Troisième sujet examiné par les partenaires sociaux : l’alternance. La loi de 2018 a profondément transformé le système de l’apprentissage en le libéralisant, les CFA1 étant désormais financés au coût contrat. Des coûts contrat fixés par les branches en 2019 et dont une mise à jour est prévue d’ici à 2022, « un rendez-vous à ne pas manquer, car moduler les coûts contrat permet d’investir là où il le faut », estime le secrétaire national.

Les aides de l’État dans le cadre du plan jeunes ont favorisé un essor sans précédent de l’apprentissage, mais surtout à l’avantage de l’enseignement supérieur, et au prix d’un déséquilibre financier élevé de France compétences, dont le budget présente un déficit de 4,6 milliards d’euros en 2020.

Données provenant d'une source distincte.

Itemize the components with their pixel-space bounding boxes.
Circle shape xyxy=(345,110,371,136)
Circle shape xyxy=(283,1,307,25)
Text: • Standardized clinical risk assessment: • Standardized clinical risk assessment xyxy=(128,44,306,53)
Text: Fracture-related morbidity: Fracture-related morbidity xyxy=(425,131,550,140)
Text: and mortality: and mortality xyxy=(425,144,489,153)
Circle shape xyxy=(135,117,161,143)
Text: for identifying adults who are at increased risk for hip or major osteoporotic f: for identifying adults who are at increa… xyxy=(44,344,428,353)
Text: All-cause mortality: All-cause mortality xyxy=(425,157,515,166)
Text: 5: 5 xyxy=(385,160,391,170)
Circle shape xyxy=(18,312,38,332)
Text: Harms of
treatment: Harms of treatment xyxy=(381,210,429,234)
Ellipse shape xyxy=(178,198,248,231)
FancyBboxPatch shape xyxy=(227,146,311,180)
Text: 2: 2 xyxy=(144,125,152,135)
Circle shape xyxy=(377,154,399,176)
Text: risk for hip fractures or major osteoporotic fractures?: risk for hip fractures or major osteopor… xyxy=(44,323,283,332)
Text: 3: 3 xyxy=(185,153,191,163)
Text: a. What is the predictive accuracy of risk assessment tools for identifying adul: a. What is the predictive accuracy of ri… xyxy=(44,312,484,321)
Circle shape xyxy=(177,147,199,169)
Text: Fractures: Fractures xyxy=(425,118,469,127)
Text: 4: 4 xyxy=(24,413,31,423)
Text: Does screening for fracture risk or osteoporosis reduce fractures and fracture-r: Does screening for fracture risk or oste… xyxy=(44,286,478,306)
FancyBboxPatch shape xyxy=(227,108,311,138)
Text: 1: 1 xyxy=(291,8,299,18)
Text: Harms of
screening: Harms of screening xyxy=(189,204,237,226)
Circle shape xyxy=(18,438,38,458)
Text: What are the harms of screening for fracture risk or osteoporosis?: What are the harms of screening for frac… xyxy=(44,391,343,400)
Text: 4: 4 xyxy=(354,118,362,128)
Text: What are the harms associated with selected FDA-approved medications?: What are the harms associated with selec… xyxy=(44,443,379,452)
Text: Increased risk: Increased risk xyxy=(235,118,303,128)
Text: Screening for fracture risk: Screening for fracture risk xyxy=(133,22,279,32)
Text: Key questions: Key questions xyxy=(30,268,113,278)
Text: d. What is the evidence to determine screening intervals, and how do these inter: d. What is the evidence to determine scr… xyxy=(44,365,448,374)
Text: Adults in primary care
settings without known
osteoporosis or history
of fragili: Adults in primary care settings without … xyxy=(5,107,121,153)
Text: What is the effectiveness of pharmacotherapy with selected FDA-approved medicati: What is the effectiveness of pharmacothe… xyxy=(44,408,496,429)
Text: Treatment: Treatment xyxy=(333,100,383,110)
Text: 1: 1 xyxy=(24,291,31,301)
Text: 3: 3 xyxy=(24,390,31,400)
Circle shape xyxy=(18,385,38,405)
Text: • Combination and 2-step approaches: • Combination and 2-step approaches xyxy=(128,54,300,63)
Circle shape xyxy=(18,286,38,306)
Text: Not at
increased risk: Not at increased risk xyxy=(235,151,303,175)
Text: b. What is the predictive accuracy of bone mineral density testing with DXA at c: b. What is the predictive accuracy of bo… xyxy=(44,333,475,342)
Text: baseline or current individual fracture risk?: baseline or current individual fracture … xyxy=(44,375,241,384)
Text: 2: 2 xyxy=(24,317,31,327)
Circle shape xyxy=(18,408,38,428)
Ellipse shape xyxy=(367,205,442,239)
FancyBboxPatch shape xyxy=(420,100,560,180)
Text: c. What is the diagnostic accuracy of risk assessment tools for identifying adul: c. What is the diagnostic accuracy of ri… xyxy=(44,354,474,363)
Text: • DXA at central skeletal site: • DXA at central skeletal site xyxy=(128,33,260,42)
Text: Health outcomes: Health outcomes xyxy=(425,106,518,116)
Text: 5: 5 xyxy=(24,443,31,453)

Sans entrer, à ce stade, dans le débat sur le financement, la CFDT préconise de mettre en place à l’échelle nationale un système de suivi et de régulation de l’apprentissage par les partenaires sociaux afin d’éviter les dérives, de garantir un meilleur accompagnement des jeunes et de veiller à la qualité de l’offre. « On souhaite promouvoir la formation et la reconnaissance des maîtres d’apprentissage et des tuteurs, c’est un facteur de montée en qualité de la pédagogie de l’alternance », ajoute Yvan.

Des efforts de régulation et de clarification doivent également porter sur l’observation prospective, abordée dans le quatrième bloc de la concertation. « Beaucoup de travaux sont réalisés sur l’analyse des besoins en compétences dans les territoires et les secteurs professionnels par différents observatoires, note Yvan, mais, au final, on est devant une boîte noire. Il faut organiser le partage des données existantes et les rendre plus lisibles. »

Un équilibre budgétaire à retrouver

1. Conseil national de l’emploi, de la formation et de l’orientation professionnelles.

À propos de l'auteur

Marie-Nadine Eltchaninoff
Journaliste

La gouvernance et le financement du système de formation, le cinquième bloc de la discussion paritaire, ont été au cœur du rendez-vous de juillet avec le gouvernement dans le cadre de l’agenda social. Si le déficit actuel de France compétences est dû, entre autres, à une explosion de l’apprentissage et du CPF (signe positif d’un intérêt du public pour la formation), il convient de revenir à l’équilibre budgétaire en tenant compte du bénéfice réel pour les actifs et les jeunes concernés.

Côté gouvernance, « il faut donner plus de place aux partenaires sociaux dans le système de formation professionnelle, à la fois dans le fonctionnement de France compétences et en créant un lieu où l’ensemble des acteurs parlent de la stratégie de développement des compétences, ce qui n’existe plus depuis la disparition du Cnefop1 », regrette Yvan Ricordeau.